Una corsa contro il tempo che l’Italia, a dispetto dei pronostici, “rischia” di vincere. Una scommessa, quella del digitale, che è premessa di crescita per il Paese e solida base per creare nuovi posti di lavoro e ritrovare la produttività perduta. Il piano banda ultralarga (Bul), presentato con il governo Renzi e proseguito con quello Gentiloni, ha messo fine a interventi insufficienti, non spalmati su tutto il territorio e ha fatto convergere le risorse dello Stato e delle Regioni a sostegno di un’unica strategia nazionale. Fino al 2014 l’Italia arrancava in tema di connettività, rassegnata a potenziare con finanziamenti a fondo perduto la rete in rame dell’incumbent e disposta a gettare la spugna prima ancora di provare a raggiungere gli obiettivi dell’Agenda europea 2020. Prevaleva la convinzione che gli investimenti privati insufficienti fossero dettati non già dalla mancanza di concorrenza ma dall’assenza di domanda.
Con il piano Bul, approvato il 3 marzo 2015 dal Consiglio dei ministri, si fissano obiettivi sfidanti per portare la fibra direttamente nelle case (velocità di connessione a 30 Mbps a tutta la popolazione e oltre 100 Mbps ad almeno l’85% del territorio entro il 2020), si indicano tappe e strumenti da utilizzare per raggiungerli.
Con la delibera Cipe del 3 agosto, si individuano anche le risorse che raggiungono nel complesso 7 miliardi di euro. Si decide di investire risorse pubbliche per creare una rete pubblica là dove gli investitori privati non sono disposti ad investire. Con consultazioni pubbliche si individuano le aree a fallimento di mercato in oltre 7.300 comuni per un totale di 13 milioni di cittadini interessati e 8,2 milioni di unità immobiliari da connettere. Successivamente si predispongono bandi pubblici affinché si crei una infrastruttura abilitante i servizi in banda ultralarga, premessa necessaria per la sperimentazione del 5G ovvero della tecnologia mobile di nuova generazione. Il risultato è sotto gli occhi di tutti: torna la concorrenza in un mercato dove prima non c’era, si risparmiano soldi pubblici, oltre 1 miliardo di euro, nei primi due bandi rispetto alle previsioni e si inizia un recupero sui principali partner europei.

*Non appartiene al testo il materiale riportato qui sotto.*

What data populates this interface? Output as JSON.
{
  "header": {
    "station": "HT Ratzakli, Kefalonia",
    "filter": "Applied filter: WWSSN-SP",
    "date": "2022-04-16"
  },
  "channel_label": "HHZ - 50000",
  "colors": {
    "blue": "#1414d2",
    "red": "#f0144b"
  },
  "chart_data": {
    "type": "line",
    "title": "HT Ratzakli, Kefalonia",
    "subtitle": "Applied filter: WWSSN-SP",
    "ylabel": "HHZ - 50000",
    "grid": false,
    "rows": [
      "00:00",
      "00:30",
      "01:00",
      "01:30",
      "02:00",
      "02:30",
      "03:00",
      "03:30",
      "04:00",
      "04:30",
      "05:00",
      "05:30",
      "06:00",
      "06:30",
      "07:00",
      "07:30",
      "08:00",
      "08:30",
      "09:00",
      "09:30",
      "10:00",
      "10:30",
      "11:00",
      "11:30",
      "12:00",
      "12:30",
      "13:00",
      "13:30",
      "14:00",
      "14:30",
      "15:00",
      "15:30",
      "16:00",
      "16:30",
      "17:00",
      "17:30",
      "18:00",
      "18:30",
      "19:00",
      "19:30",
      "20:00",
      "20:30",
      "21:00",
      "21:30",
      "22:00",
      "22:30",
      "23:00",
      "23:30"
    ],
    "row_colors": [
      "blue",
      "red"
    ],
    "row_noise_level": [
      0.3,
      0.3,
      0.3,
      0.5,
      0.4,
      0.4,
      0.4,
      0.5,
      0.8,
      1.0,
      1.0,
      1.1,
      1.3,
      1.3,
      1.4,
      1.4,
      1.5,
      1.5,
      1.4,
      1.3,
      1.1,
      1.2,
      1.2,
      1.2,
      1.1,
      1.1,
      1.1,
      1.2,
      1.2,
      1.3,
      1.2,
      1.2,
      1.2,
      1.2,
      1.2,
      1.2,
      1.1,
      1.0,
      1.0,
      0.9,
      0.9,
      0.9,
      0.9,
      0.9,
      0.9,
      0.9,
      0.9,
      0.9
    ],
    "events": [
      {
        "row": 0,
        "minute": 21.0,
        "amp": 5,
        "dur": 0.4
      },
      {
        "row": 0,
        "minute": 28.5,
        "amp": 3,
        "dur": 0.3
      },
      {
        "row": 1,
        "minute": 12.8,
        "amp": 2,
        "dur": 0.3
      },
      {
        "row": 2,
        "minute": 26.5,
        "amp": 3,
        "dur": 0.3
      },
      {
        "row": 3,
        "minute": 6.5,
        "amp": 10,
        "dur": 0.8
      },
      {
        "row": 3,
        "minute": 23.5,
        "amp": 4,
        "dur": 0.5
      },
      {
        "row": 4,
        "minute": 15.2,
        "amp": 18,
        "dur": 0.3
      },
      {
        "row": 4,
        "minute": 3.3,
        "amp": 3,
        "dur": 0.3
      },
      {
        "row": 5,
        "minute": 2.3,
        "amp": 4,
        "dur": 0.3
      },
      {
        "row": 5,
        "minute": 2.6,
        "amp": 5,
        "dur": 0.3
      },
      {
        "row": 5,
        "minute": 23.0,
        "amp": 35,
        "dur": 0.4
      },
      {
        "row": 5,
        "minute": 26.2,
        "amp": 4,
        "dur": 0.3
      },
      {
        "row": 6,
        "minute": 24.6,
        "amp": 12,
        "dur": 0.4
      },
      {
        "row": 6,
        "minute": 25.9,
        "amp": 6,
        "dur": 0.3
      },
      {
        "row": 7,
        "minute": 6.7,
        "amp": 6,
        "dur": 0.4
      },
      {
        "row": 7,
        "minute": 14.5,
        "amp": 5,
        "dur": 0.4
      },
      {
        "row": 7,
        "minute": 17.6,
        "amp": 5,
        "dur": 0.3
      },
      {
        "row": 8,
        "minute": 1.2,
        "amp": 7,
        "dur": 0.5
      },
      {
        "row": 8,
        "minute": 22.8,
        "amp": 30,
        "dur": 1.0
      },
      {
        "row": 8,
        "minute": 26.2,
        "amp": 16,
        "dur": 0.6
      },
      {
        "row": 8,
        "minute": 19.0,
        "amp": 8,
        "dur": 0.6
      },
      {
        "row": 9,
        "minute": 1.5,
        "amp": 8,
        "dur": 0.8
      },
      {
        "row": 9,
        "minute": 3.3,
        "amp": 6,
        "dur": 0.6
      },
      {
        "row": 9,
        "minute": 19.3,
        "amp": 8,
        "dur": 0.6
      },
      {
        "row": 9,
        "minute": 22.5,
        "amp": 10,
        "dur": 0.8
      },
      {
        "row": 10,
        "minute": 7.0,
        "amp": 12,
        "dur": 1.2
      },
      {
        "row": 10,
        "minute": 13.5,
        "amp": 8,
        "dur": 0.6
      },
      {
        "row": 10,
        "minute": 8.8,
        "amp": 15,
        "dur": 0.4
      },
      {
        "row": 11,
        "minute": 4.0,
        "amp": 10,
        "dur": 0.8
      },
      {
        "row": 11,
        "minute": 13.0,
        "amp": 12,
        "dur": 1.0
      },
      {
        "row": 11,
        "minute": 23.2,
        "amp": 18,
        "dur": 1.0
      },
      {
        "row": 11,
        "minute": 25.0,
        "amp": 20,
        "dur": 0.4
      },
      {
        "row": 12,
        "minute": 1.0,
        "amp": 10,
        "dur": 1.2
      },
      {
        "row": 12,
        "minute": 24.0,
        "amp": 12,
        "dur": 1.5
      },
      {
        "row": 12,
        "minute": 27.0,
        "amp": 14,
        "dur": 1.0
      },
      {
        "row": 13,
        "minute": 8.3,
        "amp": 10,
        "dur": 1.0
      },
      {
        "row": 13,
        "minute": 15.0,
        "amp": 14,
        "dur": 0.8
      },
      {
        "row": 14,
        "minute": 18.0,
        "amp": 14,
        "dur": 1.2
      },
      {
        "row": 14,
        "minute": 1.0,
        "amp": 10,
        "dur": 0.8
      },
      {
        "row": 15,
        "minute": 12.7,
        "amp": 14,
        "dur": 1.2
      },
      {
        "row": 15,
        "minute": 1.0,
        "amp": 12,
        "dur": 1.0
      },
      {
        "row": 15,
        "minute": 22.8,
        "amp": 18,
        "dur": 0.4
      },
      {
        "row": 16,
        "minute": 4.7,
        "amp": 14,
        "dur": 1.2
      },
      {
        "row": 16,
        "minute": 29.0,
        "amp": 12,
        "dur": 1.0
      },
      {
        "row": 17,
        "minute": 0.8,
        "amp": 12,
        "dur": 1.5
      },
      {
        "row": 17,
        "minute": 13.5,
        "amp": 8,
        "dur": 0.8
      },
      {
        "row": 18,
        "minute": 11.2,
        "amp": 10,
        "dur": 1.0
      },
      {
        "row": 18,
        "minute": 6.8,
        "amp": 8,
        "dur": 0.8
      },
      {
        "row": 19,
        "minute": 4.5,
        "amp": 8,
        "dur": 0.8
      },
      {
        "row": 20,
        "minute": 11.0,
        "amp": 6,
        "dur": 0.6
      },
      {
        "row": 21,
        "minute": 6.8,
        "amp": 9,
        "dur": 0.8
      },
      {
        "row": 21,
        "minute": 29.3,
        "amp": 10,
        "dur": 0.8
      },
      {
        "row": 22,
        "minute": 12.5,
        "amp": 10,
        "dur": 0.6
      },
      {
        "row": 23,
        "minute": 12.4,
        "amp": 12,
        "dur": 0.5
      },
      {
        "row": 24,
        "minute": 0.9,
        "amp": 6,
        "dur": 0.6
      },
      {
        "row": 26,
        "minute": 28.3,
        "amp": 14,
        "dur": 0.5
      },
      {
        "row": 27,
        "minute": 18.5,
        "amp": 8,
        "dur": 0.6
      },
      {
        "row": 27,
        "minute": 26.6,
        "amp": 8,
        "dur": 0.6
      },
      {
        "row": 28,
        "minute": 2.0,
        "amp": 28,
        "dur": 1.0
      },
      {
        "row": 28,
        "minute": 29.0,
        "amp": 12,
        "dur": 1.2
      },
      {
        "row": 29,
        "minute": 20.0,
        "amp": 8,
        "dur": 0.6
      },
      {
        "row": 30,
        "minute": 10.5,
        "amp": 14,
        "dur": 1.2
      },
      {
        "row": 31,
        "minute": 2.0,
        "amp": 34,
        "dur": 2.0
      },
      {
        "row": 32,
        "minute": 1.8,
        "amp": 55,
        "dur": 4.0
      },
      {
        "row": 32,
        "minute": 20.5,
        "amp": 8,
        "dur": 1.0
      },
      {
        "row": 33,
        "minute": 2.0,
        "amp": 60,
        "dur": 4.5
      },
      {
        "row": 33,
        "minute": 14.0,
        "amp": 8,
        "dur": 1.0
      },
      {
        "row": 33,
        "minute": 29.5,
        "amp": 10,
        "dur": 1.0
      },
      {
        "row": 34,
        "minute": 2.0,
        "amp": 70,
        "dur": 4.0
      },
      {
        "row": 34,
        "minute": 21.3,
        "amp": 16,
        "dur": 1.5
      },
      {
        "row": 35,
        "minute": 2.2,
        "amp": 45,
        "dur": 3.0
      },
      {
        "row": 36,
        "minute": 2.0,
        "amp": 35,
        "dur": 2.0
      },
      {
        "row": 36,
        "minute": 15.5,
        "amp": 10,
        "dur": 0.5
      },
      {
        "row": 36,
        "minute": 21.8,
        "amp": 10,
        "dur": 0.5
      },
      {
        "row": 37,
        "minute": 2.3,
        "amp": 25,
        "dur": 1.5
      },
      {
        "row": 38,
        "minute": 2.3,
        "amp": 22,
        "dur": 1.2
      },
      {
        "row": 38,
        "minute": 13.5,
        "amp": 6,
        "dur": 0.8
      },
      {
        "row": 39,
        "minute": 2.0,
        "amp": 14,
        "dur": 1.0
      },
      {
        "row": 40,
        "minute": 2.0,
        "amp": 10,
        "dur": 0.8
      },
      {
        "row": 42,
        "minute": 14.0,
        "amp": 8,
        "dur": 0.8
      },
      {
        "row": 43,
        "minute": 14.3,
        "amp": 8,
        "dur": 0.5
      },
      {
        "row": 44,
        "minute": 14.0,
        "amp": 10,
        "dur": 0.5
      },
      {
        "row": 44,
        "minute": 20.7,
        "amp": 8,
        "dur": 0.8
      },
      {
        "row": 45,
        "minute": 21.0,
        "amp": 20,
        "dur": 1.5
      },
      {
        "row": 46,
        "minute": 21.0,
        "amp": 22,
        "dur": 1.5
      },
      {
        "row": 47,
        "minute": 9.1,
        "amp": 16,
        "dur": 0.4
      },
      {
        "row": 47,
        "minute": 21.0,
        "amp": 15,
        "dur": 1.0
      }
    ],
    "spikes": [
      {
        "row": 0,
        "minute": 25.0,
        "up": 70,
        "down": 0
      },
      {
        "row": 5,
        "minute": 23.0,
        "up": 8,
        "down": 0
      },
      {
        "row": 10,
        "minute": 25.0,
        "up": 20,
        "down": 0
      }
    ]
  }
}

Nel complesso, queste le risorse per l’insieme degli interventi: 5 miliardi di euro di fondi pubblici nazionali. 3,5 miliardi provenienti dal Fondo sviluppo e coesione (FSC 2014-2020), di cui 2,2 miliardi già assegnati da delibera CIPE del 3 agosto 2015 per l’intervento nelle aree bianche a fallimento di mercato. 1,8 miliardi di € da programmi operativi (Regionali e Nazionali) 2014-2020 tra cui 230 milioni di € dal Programma Operativo Nazionale Imprese e Competitività (2014-2020).
Oggi, finalmente, l’indice Desi 2007, redatto dalla Commissione europea, fotografa un’Italia che dal punto di vista della connettività cresce più della media europea.